Gonski - the elusive details

 
So, I am continually hearing about Gonski, how it is great new reform for schools and our children's future education. Sounds fabulous, best thing without a doubt. I have a 7 and 9 year old. Extremely pertinent to me and my family. So I wondered. Why is it that Queensland will not sign up?
 
Gain knowledge, I said to myself. Where to go. The great google in the sky. What came up first was this : http://www.abc.net.au/news/2012-11-15/draft-gonski-legislation-light-on-detail/4374482
 
Basically, it went on about there being no details in the drafted legislation. That it was about having funding distributed relative to numbers of students and schools housing more indigenous and needs based children gaining more funding. This is all good stuff, but how does that relate to the majority? More importantly how does that help my kids gain a good education? I would love to place my children into a good public school, but until schools are given better tools for control and discipline I will not place my children into an unsafe environment. So I pay for that basic right. My kids are not necessarily getting a better education, they are just getting a safer place. Because private schools are allowed to discipline our children (more on that in another post).
 
So what will Gonski do for me. From the limited amount of information I can see and reading between the lines. I think my kids will be worse off. So I am somewhat glad that Queensland treads carefully in this area. Hence, I go searching for more information ....

What do I find a whole heap on class race, class war and so on and so forth. Since when is it a war, that I choose to make certain sacrifices so that I can send my children to a private school ?? Please can someone tell me, why I should be penalised for choosing to send my worked for dollars in this direction, rather than on some other "want". I am beyond confused with the mindset we are supporting in this country. That, to pay for your children's education is a sin. As such, it should be penalised by sending reduced funding in the direction of private schools. I love the idea of an education card . It means that the funding is accountable and will actually go to those that need it the most. I think the thing that we forget, is that the parents of children than can afford to fund assistance for their special needs children, do so. At a cost to the private school and to them personally. No-one really sees this, or costs this out, it just happens. You keep undermining their resources, undermining their good intentions and you weed away at the very foundations of the people that put the money up in the first place -The Tax Payers .

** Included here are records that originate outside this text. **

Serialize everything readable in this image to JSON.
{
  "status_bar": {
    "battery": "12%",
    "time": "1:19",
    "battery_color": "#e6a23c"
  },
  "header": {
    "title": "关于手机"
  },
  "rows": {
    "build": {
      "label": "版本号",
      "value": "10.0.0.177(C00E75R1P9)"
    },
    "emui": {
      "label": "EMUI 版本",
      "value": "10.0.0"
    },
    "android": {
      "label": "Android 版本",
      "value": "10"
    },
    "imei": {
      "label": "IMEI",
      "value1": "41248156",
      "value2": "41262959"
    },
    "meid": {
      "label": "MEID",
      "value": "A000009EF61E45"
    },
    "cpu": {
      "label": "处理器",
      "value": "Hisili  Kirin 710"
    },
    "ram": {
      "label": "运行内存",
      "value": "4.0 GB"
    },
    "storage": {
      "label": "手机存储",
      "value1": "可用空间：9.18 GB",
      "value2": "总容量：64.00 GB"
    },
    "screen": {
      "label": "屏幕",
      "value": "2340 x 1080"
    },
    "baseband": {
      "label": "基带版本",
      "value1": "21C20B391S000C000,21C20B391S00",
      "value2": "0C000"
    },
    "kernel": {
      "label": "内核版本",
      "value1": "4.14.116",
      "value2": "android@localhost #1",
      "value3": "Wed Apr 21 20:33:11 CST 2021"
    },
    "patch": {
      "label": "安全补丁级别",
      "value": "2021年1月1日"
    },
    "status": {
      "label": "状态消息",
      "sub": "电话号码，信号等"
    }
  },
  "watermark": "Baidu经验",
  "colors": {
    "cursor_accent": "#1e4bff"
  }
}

So on and on, I look for more information:

Missing the point , I think here. There are many comments regarding the inequalities in education. I think you need to start interviewing some of the teachers in these schools. Instead of passing rhetoric back and forth between cronies so far removed from the front line they don't even know the realities. When I talk to parents and teachers alike, their comments come back to the same thing. The majority of parents of children going to public schools do not show a vested interest in their children's education. "It takes a village to bring up a child". So it would make sense, that those that do, would seek to pay for other alternatives. Our children's problems with learning are about how to get the kids to turn up for school at all. Stay engaged and behave themselves long enough to learn something. We don't necessarily need to throw dollars at this. We need to give tools to our teachers to have control. Our kids need a safe controlled environment to learn in. I pay to have my kids go to a school that has boundaries and repercussions, in a loving environment. Shock, they have the cane at my kids school. But they also have a massive amount of music, drama, creativity, family connections, tolerance and love. I wish I could get this in a public arena.

So, is Gonski an elusive bunch of tripe? My first investigations would have to say, yes it is. Real solutions to our education require coming back to basics. Not rating our kids with un-realistic evaluation such as NAPLAN testing - makes me sad just to think about that. I also do not think that evaluating our teachers in a sales based manner will work. It barely works in the sales arena, to motivate people. It is a conflict of interest in an environment that's about nurturing and communicating information to our little people. It is the little things, the simple boring stuff that is going to make a difference in the education of the children in our country. Not the hype. Lets get back to the basics - pleeeeeease.